I think you're on the right track with [decoration] and serializing the answers. the arrays in there seem a bit tricky, do you have serialization routines for the elements in them?
Then again, having that amount of output parameters seems kind of overwhelming. I would probably have created a "ServiceResponse" struct and added all the params as properties in it.
EDIT: Next step, if the response seems ok but the proxy has problems deserializing it, I would suggest (of course) delving deeper into the proxy. Is the proxy generated or have you written it manually? Try to step through it and see what it tries to do with the parameters it's been given.
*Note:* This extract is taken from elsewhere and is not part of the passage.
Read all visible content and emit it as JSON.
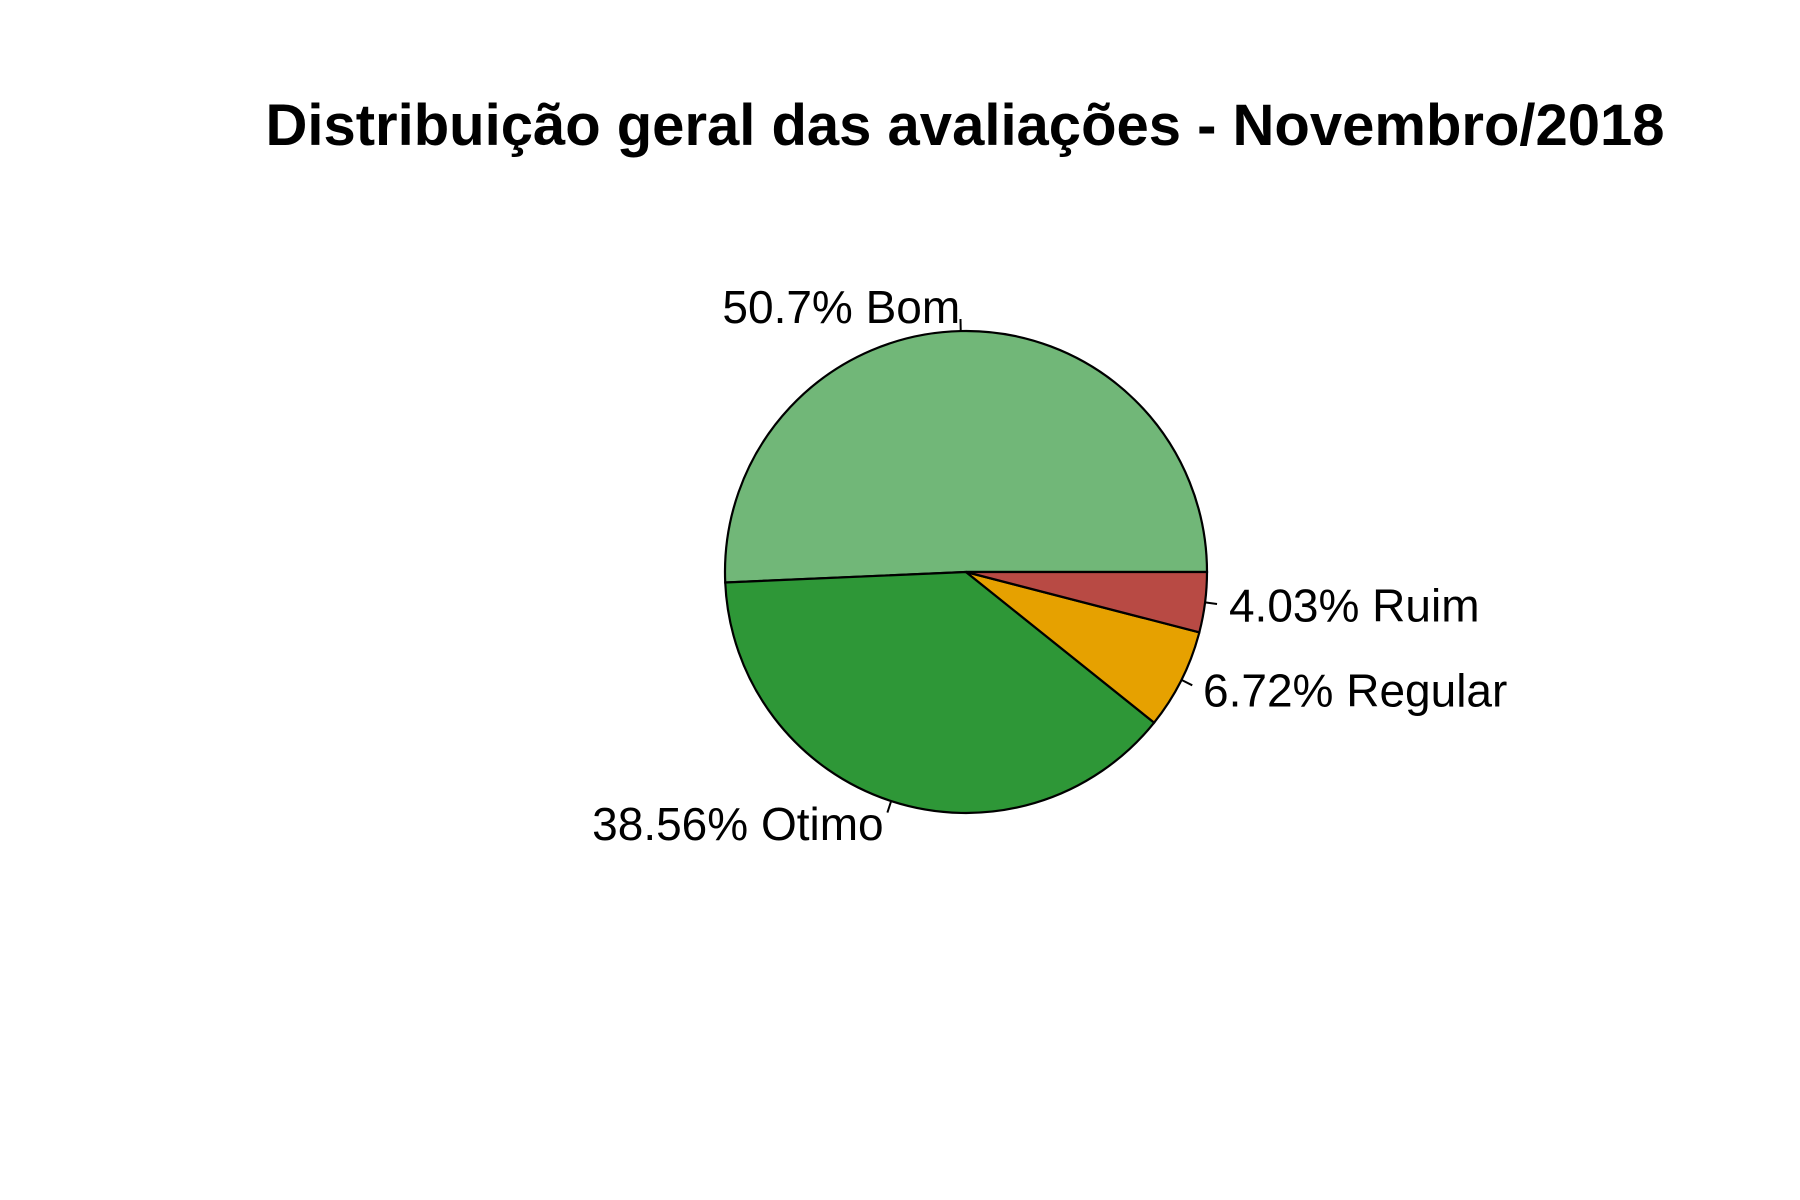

Often I hack about with web services till my eyes bleed, only to discover that the deserialization spec was obsolete.
I found something interesting about all of this. I have been checking the headers of the two types of web methods I have (the one written in C++ I have to use and the test one I developed in C#). I realised that, for out parameters, .NET add some kind of wrapping.
Here comes the msdn explanation:
The XML portion of the SOAP response encapsulates the out parameters for the Web service method, including the result inside an element. The name of the encapsulating element, by default, is the name of the Web service method with Response appended to it.
Here is the link
It seems you have to use that wrapper in order to get 'out' reference parameters working.